Птица удержал усмешку на лице Разумовский-то прав, но он помнил точно, что говорил не совсем так. Ему, возможно, ещё удастся одурачить и успокоить и Разумовского.
— Я сказал, что не трачу время на подобные глупости. Поэтому ты и не мог заразиться от меня. Сейчас — другое дело.
— О, — так об этом Сережа ещё не думал, — прости, — он закусил губу, опустив голову.
— Всё хорошо, — соврал Птица. И честно добавил. — Это не твоя вина.
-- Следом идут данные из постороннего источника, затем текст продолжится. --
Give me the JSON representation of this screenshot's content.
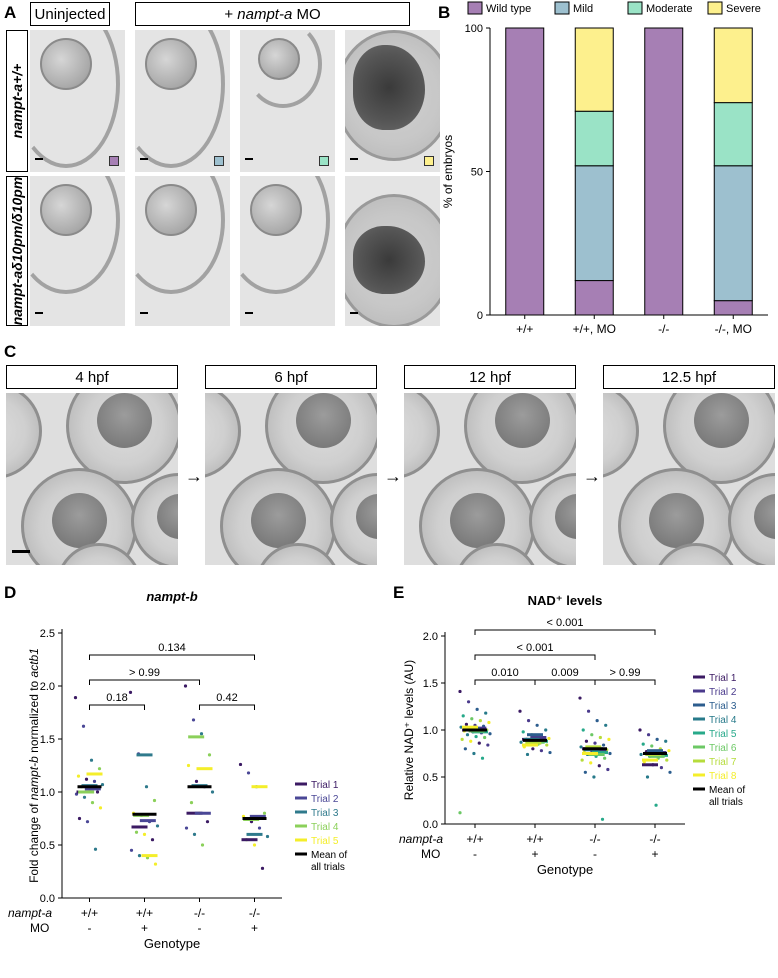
{
  "panel_a": {
    "label": "A",
    "header_uninjected": "Uninjected",
    "header_mo_prefix": "+ ",
    "header_mo_gene": "nampt-a",
    "header_mo_suffix": " MO",
    "row1_label": "nampt-a+/+",
    "row2_label": "nampt-aδ10pm/δ10pm",
    "swatch_colors": [
      "#a67fb4",
      "#9dc0cf",
      "#9ae3c6",
      "#fdf08d"
    ]
  },
  "panel_b": {
    "label": "B",
    "legend": [
      "Wild type",
      "Mild",
      "Moderate",
      "Severe"
    ],
    "colors": [
      "#a67fb4",
      "#9dc0cf",
      "#9ae3c6",
      "#fdf08d"
    ],
    "ylabel": "% of embryos",
    "yticks": [
      "0",
      "50",
      "100"
    ]
  },
  "panel_c": {
    "label": "C",
    "stages": [
      "4 hpf",
      "6 hpf",
      "12 hpf",
      "12.5 hpf"
    ]
  },
  "panel_d": {
    "label": "D",
    "title": "nampt-b",
    "ylabel_pre": "Fold change of ",
    "ylabel_gene": "nampt-b",
    "ylabel_mid": " normalized to ",
    "ylabel_ref": "actb1",
    "xlabel": "Genotype",
    "row_gene": "nampt-a",
    "row_mo": "MO",
    "genotypes": [
      "+/+",
      "+/+",
      "-/-",
      "-/-"
    ],
    "mo": [
      "-",
      "+",
      "-",
      "+"
    ],
    "yticks": [
      "0.0",
      "0.5",
      "1.0",
      "1.5",
      "2.0",
      "2.5"
    ],
    "pvals": [
      "0.134",
      "> 0.99",
      "0.18",
      "0.42"
    ],
    "legend": [
      "Trial 1",
      "Trial 2",
      "Trial 3",
      "Trial 4",
      "Trial 5"
    ],
    "legend_mean": [
      "Mean of",
      "all trials"
    ]
  },
  "panel_e": {
    "label": "E",
    "title": "NAD⁺ levels",
    "ylabel": "Relative NAD⁺ levels (AU)",
    "xlabel": "Genotype",
    "row_gene": "nampt-a",
    "row_mo": "MO",
    "genotypes": [
      "+/+",
      "+/+",
      "-/-",
      "-/-"
    ],
    "mo": [
      "-",
      "+",
      "-",
      "+"
    ],
    "yticks": [
      "0.0",
      "0.5",
      "1.0",
      "1.5",
      "2.0"
    ],
    "pvals": [
      "< 0.001",
      "< 0.001",
      "> 0.99",
      "0.010",
      "0.009"
    ],
    "legend": [
      "Trial 1",
      "Trial 2",
      "Trial 3",
      "Trial 4",
      "Trial 5",
      "Trial 6",
      "Trial 7",
      "Trial 8"
    ],
    "legend_mean": [
      "Mean of",
      "all trials"
    ]
  },
  "chart_data": [
    {
      "type": "bar",
      "panel": "B",
      "stacked": true,
      "categories": [
        "+/+",
        "+/+, MO",
        "-/-",
        "-/-, MO"
      ],
      "series": [
        {
          "name": "Wild type",
          "values": [
            100,
            12,
            100,
            5
          ]
        },
        {
          "name": "Mild",
          "values": [
            0,
            40,
            0,
            47
          ]
        },
        {
          "name": "Moderate",
          "values": [
            0,
            19,
            0,
            22
          ]
        },
        {
          "name": "Severe",
          "values": [
            0,
            29,
            0,
            26
          ]
        }
      ],
      "ylabel": "% of embryos",
      "ylim": [
        0,
        100
      ],
      "legend": "top"
    },
    {
      "type": "scatter",
      "panel": "D",
      "title": "nampt-b",
      "categories": [
        "+/+ -",
        "+/+ +",
        "-/- -",
        "-/- +"
      ],
      "trial_colors": [
        "#3b1a63",
        "#4a4796",
        "#2f7a8c",
        "#8bd05a",
        "#f4ee2a"
      ],
      "trial_means": [
        [
          1.0,
          0.67,
          0.8,
          0.55
        ],
        [
          1.03,
          0.73,
          0.8,
          0.77
        ],
        [
          1.06,
          1.35,
          1.06,
          0.6
        ],
        [
          1.0,
          0.78,
          1.52,
          0.74
        ],
        [
          1.17,
          0.4,
          1.22,
          1.05
        ]
      ],
      "overall_means": [
        1.05,
        0.79,
        1.05,
        0.75
      ],
      "points": [
        [
          1.89,
          1.62,
          1.3,
          1.22,
          1.15,
          1.12,
          1.1,
          1.07,
          1.05,
          1.03,
          1.0,
          0.98,
          0.95,
          0.9,
          0.85,
          0.75,
          0.72,
          0.46
        ],
        [
          1.94,
          1.36,
          1.05,
          0.92,
          0.8,
          0.78,
          0.72,
          0.68,
          0.62,
          0.6,
          0.55,
          0.45,
          0.4,
          0.38,
          0.32
        ],
        [
          2.0,
          1.68,
          1.55,
          1.35,
          1.25,
          1.1,
          1.05,
          1.0,
          0.9,
          0.8,
          0.72,
          0.66,
          0.6,
          0.5
        ],
        [
          1.26,
          1.18,
          1.05,
          0.8,
          0.77,
          0.72,
          0.66,
          0.58,
          0.55,
          0.5,
          0.28
        ]
      ],
      "ylim": [
        0,
        2.5
      ],
      "ylabel": "Fold change of nampt-b normalized to actb1",
      "xlabel": "Genotype"
    },
    {
      "type": "scatter",
      "panel": "E",
      "title": "NAD⁺ levels",
      "categories": [
        "+/+ -",
        "+/+ +",
        "-/- -",
        "-/- +"
      ],
      "trial_colors": [
        "#3b1a63",
        "#4a3a8c",
        "#2c5d8e",
        "#277a8a",
        "#27a98a",
        "#6cc865",
        "#b6dc3c",
        "#f4ee2a"
      ],
      "trial_means": [
        [
          1.0,
          0.9,
          0.8,
          0.63
        ],
        [
          1.02,
          0.92,
          0.78,
          0.76
        ],
        [
          1.0,
          0.95,
          0.8,
          0.78
        ],
        [
          1.01,
          0.9,
          0.79,
          0.75
        ],
        [
          0.98,
          0.88,
          0.76,
          0.73
        ],
        [
          0.99,
          0.87,
          0.74,
          0.72
        ],
        [
          1.0,
          0.86,
          0.82,
          0.74
        ],
        [
          1.03,
          0.84,
          0.75,
          0.68
        ]
      ],
      "overall_means": [
        1.0,
        0.89,
        0.8,
        0.75
      ],
      "points": [
        [
          1.41,
          1.3,
          1.22,
          1.18,
          1.15,
          1.12,
          1.1,
          1.08,
          1.06,
          1.05,
          1.04,
          1.03,
          1.02,
          1.01,
          1.0,
          0.99,
          0.98,
          0.97,
          0.96,
          0.95,
          0.93,
          0.92,
          0.9,
          0.88,
          0.86,
          0.84,
          0.8,
          0.75,
          0.7,
          0.12
        ],
        [
          1.2,
          1.1,
          1.05,
          1.0,
          0.98,
          0.95,
          0.93,
          0.91,
          0.9,
          0.89,
          0.88,
          0.87,
          0.86,
          0.85,
          0.84,
          0.82,
          0.8,
          0.78,
          0.76,
          0.74
        ],
        [
          1.34,
          1.2,
          1.1,
          1.05,
          1.0,
          0.95,
          0.92,
          0.9,
          0.88,
          0.86,
          0.84,
          0.82,
          0.81,
          0.8,
          0.79,
          0.78,
          0.77,
          0.76,
          0.75,
          0.74,
          0.72,
          0.7,
          0.68,
          0.65,
          0.62,
          0.58,
          0.55,
          0.5,
          0.05
        ],
        [
          1.0,
          0.95,
          0.9,
          0.88,
          0.85,
          0.83,
          0.8,
          0.78,
          0.77,
          0.76,
          0.75,
          0.74,
          0.72,
          0.7,
          0.68,
          0.66,
          0.63,
          0.6,
          0.55,
          0.5,
          0.2
        ]
      ],
      "ylim": [
        0,
        2.0
      ],
      "ylabel": "Relative NAD⁺ levels (AU)",
      "xlabel": "Genotype"
    }
  ]
}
Удачи вам дорешать ваши… вопросы.
— Стой! — Сережа схватил его за руку, словно это могло остановить Птицу.
Птица посмотрел на Разумовского вопросительно, полностью игнорируя существование ещё одного человека поблизости.
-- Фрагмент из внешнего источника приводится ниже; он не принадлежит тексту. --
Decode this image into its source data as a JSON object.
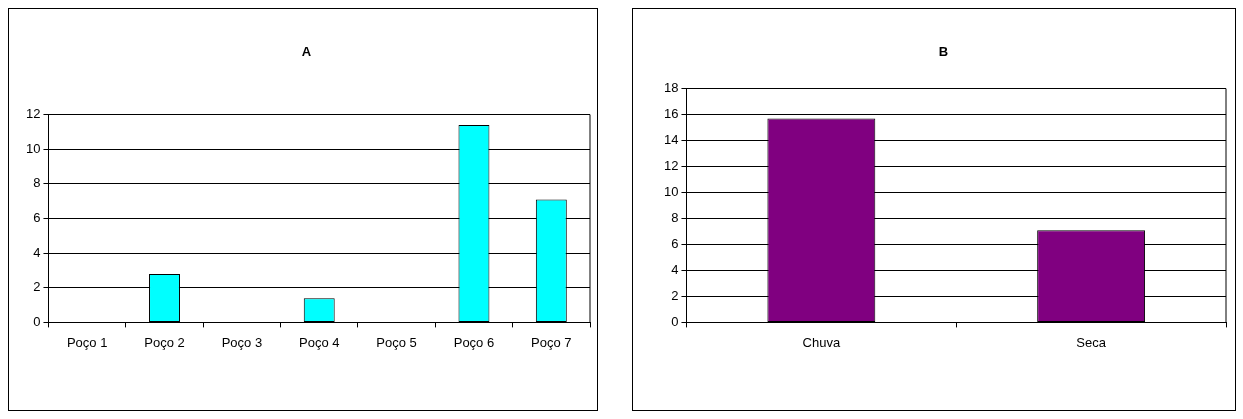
{
  "chart_data": [
    {
      "type": "bar",
      "title": "A",
      "categories": [
        "Poço 1",
        "Poço 2",
        "Poço 3",
        "Poço 4",
        "Poço 5",
        "Poço 6",
        "Poço 7"
      ],
      "values": [
        0,
        2.8,
        0,
        1.4,
        0,
        11.4,
        7.1
      ],
      "color": "#00ffff",
      "ylim": [
        0,
        12
      ],
      "yticks": [
        0,
        2,
        4,
        6,
        8,
        10,
        12
      ],
      "grid": "y"
    },
    {
      "type": "bar",
      "title": "B",
      "categories": [
        "Chuva",
        "Seca"
      ],
      "values": [
        15.7,
        7.1
      ],
      "color": "#800080",
      "ylim": [
        0,
        18
      ],
      "yticks": [
        0,
        2,
        4,
        6,
        8,
        10,
        12,
        14,
        16,
        18
      ],
      "grid": "y"
    }
  ]
}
— Ты уверен, что тебе не будет хуже, если ты опять уйдешь? — Сережа не знал, как объяснить, что не хочет выпускать крылатого из виду, а потом, кое-что придумав, задвинул поглубже вину и тихо продолжил, — а если и я опять заражусь?
Разумовский понимал, что это глупость и чистой воды манипуляция, но… Если Птица скроется, то вряд ли будет возможность отслеживать его состояние, а ведь, судя по крови, у него болезнь прогрессирует куда быстрее.
Если сперва Тряпка почему-то озаботился его самочувствием, что отдалось слабым приятным теплом где-то внутри, то последующая фраза это тепло разрушило. Действительно, ведь первоначально тот заболел из-за их связи и теперь, когда Птица соврал, что эта вещь всё-таки заразна, он логично будет волноваться, что Птица снова заразит и навредит.
Он растянул губы в усмешке.
— Хорошо. Я побуду немного снаружи. Будет удобнее, если я останусь видимым лишь для тебя?
— Как тебе будет удобно, — Сережа кивнул, и пользуясь столь редкой возможностью, обнял его, прижимаясь и прося:
— Только не уходи…
Олег, глядя на это только и мог, что удивлённо и немного ревниво вздыхать, не решаясь приближаться.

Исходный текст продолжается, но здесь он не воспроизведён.